MadMode

Dan Connolly's tinkering lab notebook

KC Star to to limit free web browsing with a civilized paywall

The Kansas City star's web site is obnoxious. The ad-supported content model is clearly failing. The publisher announced they're moving to a paywall. This is a "civilized' paywall, following the model of the New York Times:

Yes, the NYT paywall is porous — but that’s a feature, not a bug. It allows anybody, anywhere, to read any NYT article they like. That makes the NYT open and inviting — and means that I continue to be very happy to link to NYT stories. (If you follow a link to the NYT from this or any other blog, you’ll never hit the paywall.)
Paying for something you value, even when you don’t need to, is a mark of a civilized society. The NYT treated its readers as mature and civilized adults, and outperformed internal expectations as a result. 

I see a lot of gripes about the change--some legitimate; e.g. Michael Peregrine brings up citizen journalism:

I will miss some of the Star’s content, but frankly I find that it is not the place for breaking news. Information breaks first on Twitter and then local television sites. Recently, when I wanted to find out the source of loud booms in my neighborhood, I did not come to the Star’s website. I went to Twitter, where I found lots of people talking about what was going on in the neighborhood. Are these people trained journalists? Hardly. Were they accurate about what they were observing outside their windows? Yes.
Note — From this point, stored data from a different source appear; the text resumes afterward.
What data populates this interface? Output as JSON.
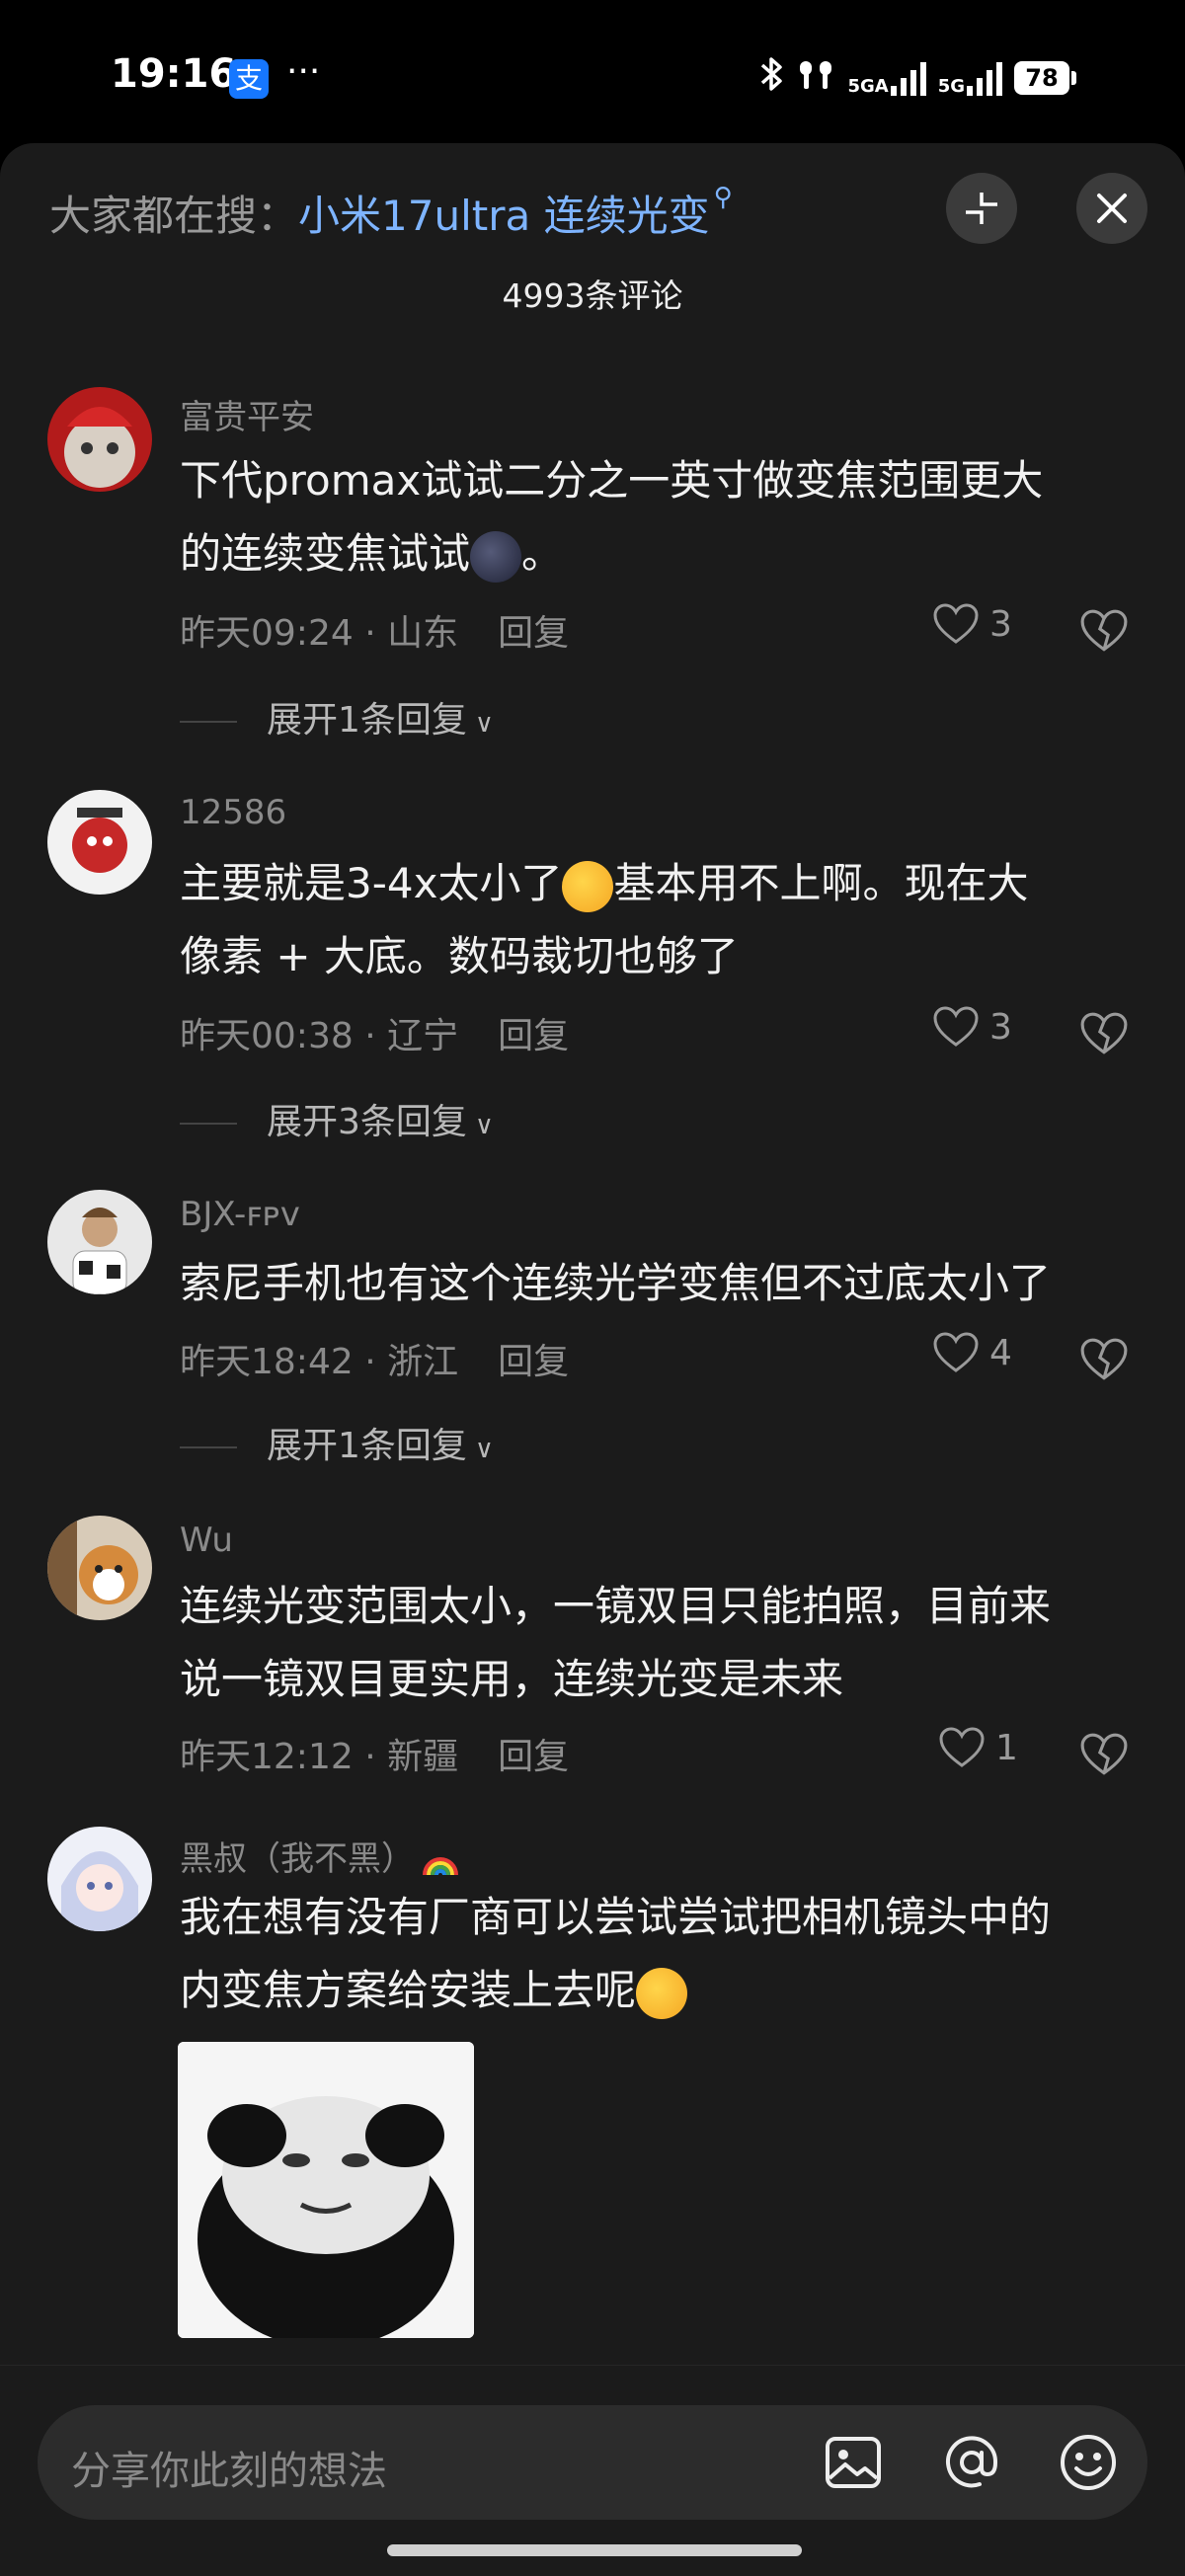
{
  "status_bar": {
    "time": "19:16",
    "app_badge": "支",
    "dots": "···",
    "network_1": "5GA",
    "network_2": "5G",
    "battery": "78"
  },
  "header": {
    "search_prefix": "大家都在搜：",
    "search_term": "小米17ultra 连续光变",
    "comment_count": "4993条评论"
  },
  "comments": [
    {
      "username": "富贵平安",
      "text_line1": "下代promax试试二分之一英寸做变焦范围更大",
      "text_line2": "的连续变焦试试",
      "text_line2_tail": "。",
      "time": "昨天09:24",
      "location": "山东",
      "reply": "回复",
      "likes": "3",
      "expand": "展开1条回复"
    },
    {
      "username": "12586",
      "text_line1_a": "主要就是3-4x太小了",
      "text_line1_b": "基本用不上啊。现在大",
      "text_line2": "像素 + 大底。数码裁切也够了",
      "time": "昨天00:38",
      "location": "辽宁",
      "reply": "回复",
      "likes": "3",
      "expand": "展开3条回复"
    },
    {
      "username": "BJX-ꜰᴘᴠ",
      "text_line1": "索尼手机也有这个连续光学变焦但不过底太小了",
      "time": "昨天18:42",
      "location": "浙江",
      "reply": "回复",
      "likes": "4",
      "expand": "展开1条回复"
    },
    {
      "username": "Wu",
      "text_line1": "连续光变范围太小，一镜双目只能拍照，目前来",
      "text_line2": "说一镜双目更实用，连续光变是未来",
      "time": "昨天12:12",
      "location": "新疆",
      "reply": "回复",
      "likes": "1"
    },
    {
      "username": "黑叔（我不黑）",
      "text_line1": "我在想有没有厂商可以尝试尝试把相机镜头中的",
      "text_line2": "内变焦方案给安装上去呢"
    }
  ],
  "composer": {
    "placeholder": "分享你此刻的想法"
  },
  "icons": {
    "fullscreen": "collapse-icon",
    "close": "close-icon",
    "like": "heart-icon",
    "dislike": "broken-heart-icon",
    "image": "image-icon",
    "mention": "at-icon",
    "emoji": "smiley-icon"
  },
  "colors": {
    "background": "#1b1b1b",
    "search_term": "#7eb4ff",
    "muted": "#8a8a8a"
  }
}
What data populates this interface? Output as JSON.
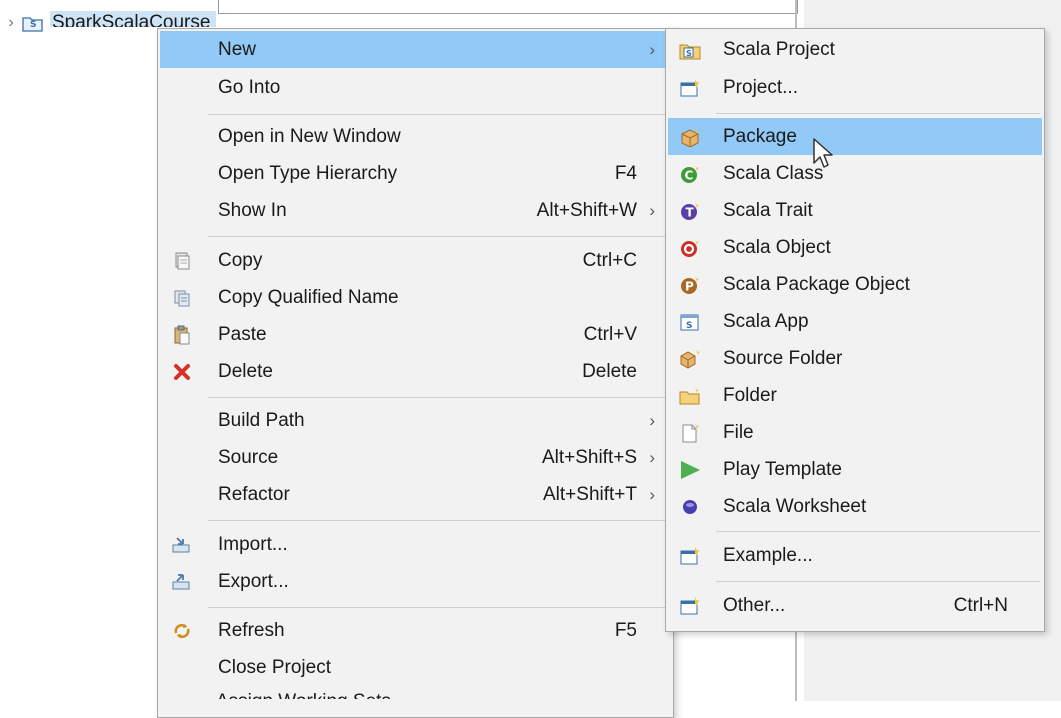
{
  "tree": {
    "project_label": "SparkScalaCourse"
  },
  "context_menu": {
    "items": {
      "new": {
        "label": "New"
      },
      "go_into": {
        "label": "Go Into"
      },
      "open_new_window": {
        "label": "Open in New Window"
      },
      "open_type_hierarchy": {
        "label": "Open Type Hierarchy",
        "shortcut": "F4"
      },
      "show_in": {
        "label": "Show In",
        "shortcut": "Alt+Shift+W"
      },
      "copy": {
        "label": "Copy",
        "shortcut": "Ctrl+C"
      },
      "copy_qualified": {
        "label": "Copy Qualified Name"
      },
      "paste": {
        "label": "Paste",
        "shortcut": "Ctrl+V"
      },
      "delete": {
        "label": "Delete",
        "shortcut": "Delete"
      },
      "build_path": {
        "label": "Build Path"
      },
      "source": {
        "label": "Source",
        "shortcut": "Alt+Shift+S"
      },
      "refactor": {
        "label": "Refactor",
        "shortcut": "Alt+Shift+T"
      },
      "import": {
        "label": "Import..."
      },
      "export": {
        "label": "Export..."
      },
      "refresh": {
        "label": "Refresh",
        "shortcut": "F5"
      },
      "close_project": {
        "label": "Close Project"
      },
      "assign_working_sets": {
        "label": "Assign Working Sets..."
      }
    }
  },
  "submenu_new": {
    "items": {
      "scala_project": {
        "label": "Scala Project"
      },
      "project": {
        "label": "Project..."
      },
      "package": {
        "label": "Package"
      },
      "scala_class": {
        "label": "Scala Class"
      },
      "scala_trait": {
        "label": "Scala Trait"
      },
      "scala_object": {
        "label": "Scala Object"
      },
      "scala_package_object": {
        "label": "Scala Package Object"
      },
      "scala_app": {
        "label": "Scala App"
      },
      "source_folder": {
        "label": "Source Folder"
      },
      "folder": {
        "label": "Folder"
      },
      "file": {
        "label": "File"
      },
      "play_template": {
        "label": "Play Template"
      },
      "scala_worksheet": {
        "label": "Scala Worksheet"
      },
      "example": {
        "label": "Example..."
      },
      "other": {
        "label": "Other...",
        "shortcut": "Ctrl+N"
      }
    }
  },
  "colors": {
    "highlight": "#91c9f7",
    "menu_bg": "#f2f2f2"
  }
}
I'm excited about the rise of citizen journalism, but the impact of the web on the free press is a two-edged sword. I still think professional journalism is important to corporate and government transparency and accountability, and it's being disrupted in a big way, as Hearne Christopher Jr. observed Oct 29:

Meanwhile, much of the new newsroom remodeling is complete but the jury’s still out.
Clearly it looks a lot better than the old newsroom back when I was there (and until a handful of months back). And moving people down from Features on the third flood (and Sports) will rid the staff of that haunting feeling of having to stare each day at the dozens of empty desks where people like Brian McTavish, John Mark Eberhart, Ward Tripplet, Paul Horsley, Aaron Barnhart, Robert Butler, Dan Margolies, Jennifer Mann, Julius Karash, Chris LesterSteve Penn and countless others once labored.


Though I never got into the habit of reading the morning paper, my wife reads it over chai tea in the morning, so it's an important link between our family and our city. So in our case, the net price of the paywall an extra 70 cents a month, which seems like a fair price for unlimited access to archives and such. It's a long-shot that I'll use the archives much, but I think it's important that they be preserved. I convinced the family to cut cable in favor of Netflix and the like, but while the Star isn't what it once was, I'm content to pay for the low-tech reliability of the local newspaper and at least a hope of professional journalism.